Far too many entrepreneurs and business owners underestimate how much startup capital is required before their new business venture turns profitable and starts generating cash flow. The classic example is a new restaurant which sinks its limited startup capital into retrofitting a space over a period of months just to get the place open and then have no plan on how to survive the initial period of months of negative cash flow after opening. This is also equally true with companies in the manufacturing and technology industries.

  • “Improper Planning”

“Lack of proper planning is another common reason small companies fail and go out of business. All too often, entrepreneurs focused on achieving their dream of financial independence fail to take the painstaking but necessary step of creating a strategic business plan that factors in components such as workforce needs, analysis of competitors, sales and expense forecasts and marketing budgets.”

The cliché is true: “People don’t plan to fail, but they often fail to plan.” Entrepreneurs are often strong-willed, emotional personalities and make crucial decisions quickly. However, the reality of the financial complexities related to managing sales, costs, profits, and cash flow for a startup or new business is not something that can be done

  • “Expanding Too Quickly”

“More than one company has experienced bankruptcy as a result of the business owner’s reach exceeding his grasp concerning expansion.”

Too few business owners and startup founders understand the perils of growing too fast. Growing quickly puts a huge strain on cash flow due to hiring costs, operating losses, working capital needs, and capex.
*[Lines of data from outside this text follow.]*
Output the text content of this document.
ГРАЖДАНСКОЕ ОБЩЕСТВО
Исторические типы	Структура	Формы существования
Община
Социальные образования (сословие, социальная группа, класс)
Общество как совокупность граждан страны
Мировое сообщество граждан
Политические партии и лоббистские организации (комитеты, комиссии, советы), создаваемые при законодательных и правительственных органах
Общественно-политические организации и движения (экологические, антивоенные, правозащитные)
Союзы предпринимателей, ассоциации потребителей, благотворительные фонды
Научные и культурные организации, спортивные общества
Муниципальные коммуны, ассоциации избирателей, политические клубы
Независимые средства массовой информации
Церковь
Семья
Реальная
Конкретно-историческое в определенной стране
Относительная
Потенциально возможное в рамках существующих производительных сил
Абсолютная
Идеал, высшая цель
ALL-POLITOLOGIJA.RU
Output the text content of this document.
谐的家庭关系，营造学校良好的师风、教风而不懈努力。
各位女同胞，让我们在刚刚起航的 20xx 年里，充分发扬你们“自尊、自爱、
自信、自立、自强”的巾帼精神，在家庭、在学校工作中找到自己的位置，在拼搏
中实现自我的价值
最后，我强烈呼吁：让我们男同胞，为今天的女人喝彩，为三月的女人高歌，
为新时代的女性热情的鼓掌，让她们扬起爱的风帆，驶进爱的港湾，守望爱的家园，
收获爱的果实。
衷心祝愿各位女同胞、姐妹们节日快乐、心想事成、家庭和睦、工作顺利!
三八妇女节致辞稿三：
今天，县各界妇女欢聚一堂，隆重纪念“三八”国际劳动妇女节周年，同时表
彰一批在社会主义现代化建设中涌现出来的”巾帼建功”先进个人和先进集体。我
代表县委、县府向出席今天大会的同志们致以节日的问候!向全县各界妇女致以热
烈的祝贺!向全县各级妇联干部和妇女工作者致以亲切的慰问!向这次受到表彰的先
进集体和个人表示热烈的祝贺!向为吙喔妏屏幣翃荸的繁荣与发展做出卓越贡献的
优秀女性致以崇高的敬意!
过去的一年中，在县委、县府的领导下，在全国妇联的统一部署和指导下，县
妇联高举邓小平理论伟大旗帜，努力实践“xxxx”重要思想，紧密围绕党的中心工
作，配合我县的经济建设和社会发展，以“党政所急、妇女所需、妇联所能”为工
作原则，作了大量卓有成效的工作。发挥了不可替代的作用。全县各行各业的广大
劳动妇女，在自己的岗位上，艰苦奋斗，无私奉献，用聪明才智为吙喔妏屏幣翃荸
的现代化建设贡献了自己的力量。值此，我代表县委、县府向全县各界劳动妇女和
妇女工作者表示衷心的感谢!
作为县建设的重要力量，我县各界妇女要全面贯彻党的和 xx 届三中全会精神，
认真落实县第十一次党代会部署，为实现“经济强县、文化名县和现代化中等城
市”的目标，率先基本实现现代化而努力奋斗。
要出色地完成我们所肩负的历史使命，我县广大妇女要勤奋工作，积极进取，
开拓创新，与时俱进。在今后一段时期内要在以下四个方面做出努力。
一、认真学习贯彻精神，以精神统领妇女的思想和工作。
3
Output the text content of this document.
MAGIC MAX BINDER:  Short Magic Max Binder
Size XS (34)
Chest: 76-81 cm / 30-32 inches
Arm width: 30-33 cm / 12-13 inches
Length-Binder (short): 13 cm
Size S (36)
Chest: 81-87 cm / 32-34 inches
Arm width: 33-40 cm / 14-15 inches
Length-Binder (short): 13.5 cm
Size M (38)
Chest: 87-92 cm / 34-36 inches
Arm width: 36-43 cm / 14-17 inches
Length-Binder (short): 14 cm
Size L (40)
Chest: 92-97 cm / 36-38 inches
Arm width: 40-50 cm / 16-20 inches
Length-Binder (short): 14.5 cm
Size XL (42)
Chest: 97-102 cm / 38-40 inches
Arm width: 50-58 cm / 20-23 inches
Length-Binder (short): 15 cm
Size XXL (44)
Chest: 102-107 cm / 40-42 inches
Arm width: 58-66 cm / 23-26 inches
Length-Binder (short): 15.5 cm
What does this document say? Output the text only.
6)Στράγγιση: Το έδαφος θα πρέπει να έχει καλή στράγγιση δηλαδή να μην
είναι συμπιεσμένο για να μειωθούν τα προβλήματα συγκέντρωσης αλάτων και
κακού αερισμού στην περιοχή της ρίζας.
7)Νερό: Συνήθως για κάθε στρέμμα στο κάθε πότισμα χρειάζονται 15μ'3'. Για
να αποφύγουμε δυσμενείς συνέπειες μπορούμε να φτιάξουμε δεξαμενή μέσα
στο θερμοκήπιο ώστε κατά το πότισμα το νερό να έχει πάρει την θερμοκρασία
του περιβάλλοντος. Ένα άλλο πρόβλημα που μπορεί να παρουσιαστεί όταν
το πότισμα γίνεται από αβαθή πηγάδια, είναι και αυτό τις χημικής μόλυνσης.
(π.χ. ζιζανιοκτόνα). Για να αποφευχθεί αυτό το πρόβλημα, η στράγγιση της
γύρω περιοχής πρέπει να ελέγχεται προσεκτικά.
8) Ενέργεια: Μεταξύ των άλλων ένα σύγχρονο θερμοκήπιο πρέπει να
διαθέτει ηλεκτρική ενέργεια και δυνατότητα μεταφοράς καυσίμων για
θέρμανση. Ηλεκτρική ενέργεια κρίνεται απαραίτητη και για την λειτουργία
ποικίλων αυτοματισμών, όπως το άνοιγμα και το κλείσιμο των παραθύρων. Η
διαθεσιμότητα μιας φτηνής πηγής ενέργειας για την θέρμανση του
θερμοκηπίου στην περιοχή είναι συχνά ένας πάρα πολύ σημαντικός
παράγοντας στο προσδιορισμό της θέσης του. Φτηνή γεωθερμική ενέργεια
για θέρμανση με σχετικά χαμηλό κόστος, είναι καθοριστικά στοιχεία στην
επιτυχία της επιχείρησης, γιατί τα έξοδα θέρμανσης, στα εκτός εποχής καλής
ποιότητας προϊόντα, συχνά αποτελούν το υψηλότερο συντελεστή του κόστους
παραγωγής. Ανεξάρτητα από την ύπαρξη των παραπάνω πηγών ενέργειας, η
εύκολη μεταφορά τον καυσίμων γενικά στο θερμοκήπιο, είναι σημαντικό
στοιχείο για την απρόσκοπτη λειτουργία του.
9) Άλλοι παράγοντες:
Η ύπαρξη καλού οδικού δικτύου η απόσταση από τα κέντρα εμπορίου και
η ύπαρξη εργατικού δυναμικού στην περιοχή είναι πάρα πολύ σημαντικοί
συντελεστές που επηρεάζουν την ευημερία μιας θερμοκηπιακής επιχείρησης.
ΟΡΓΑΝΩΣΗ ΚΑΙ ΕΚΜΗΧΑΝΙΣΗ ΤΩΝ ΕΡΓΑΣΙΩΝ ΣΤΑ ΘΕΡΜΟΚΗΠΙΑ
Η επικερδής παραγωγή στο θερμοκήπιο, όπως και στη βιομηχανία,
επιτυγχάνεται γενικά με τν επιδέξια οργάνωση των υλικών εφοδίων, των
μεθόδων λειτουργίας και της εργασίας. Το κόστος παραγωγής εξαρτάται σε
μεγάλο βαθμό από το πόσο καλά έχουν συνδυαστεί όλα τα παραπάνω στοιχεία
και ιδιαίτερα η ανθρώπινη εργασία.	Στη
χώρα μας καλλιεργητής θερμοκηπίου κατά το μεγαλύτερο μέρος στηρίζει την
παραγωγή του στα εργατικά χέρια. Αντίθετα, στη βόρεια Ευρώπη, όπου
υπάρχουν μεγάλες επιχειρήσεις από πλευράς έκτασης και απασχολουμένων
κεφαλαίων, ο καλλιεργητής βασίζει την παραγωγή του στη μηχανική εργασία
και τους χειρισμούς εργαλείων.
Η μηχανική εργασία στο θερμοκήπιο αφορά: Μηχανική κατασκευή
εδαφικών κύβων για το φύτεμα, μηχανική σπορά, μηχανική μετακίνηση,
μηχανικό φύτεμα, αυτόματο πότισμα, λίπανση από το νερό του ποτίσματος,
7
Even when sales are increasing rapidly, many companies fail due to the inability to manage the cash flow and financial stresses.

  • “Unprofitable Business Model”

The popular phrase “Business Model” is often abused and misunderstood. One of the first tasks we face as an incoming CFO is to educate the business owner, Founder, and management team on what a true Business Model is. Usually, this involves carefully analyzing the key drivers of sales, costs, financial ratios, profit margins, and other items.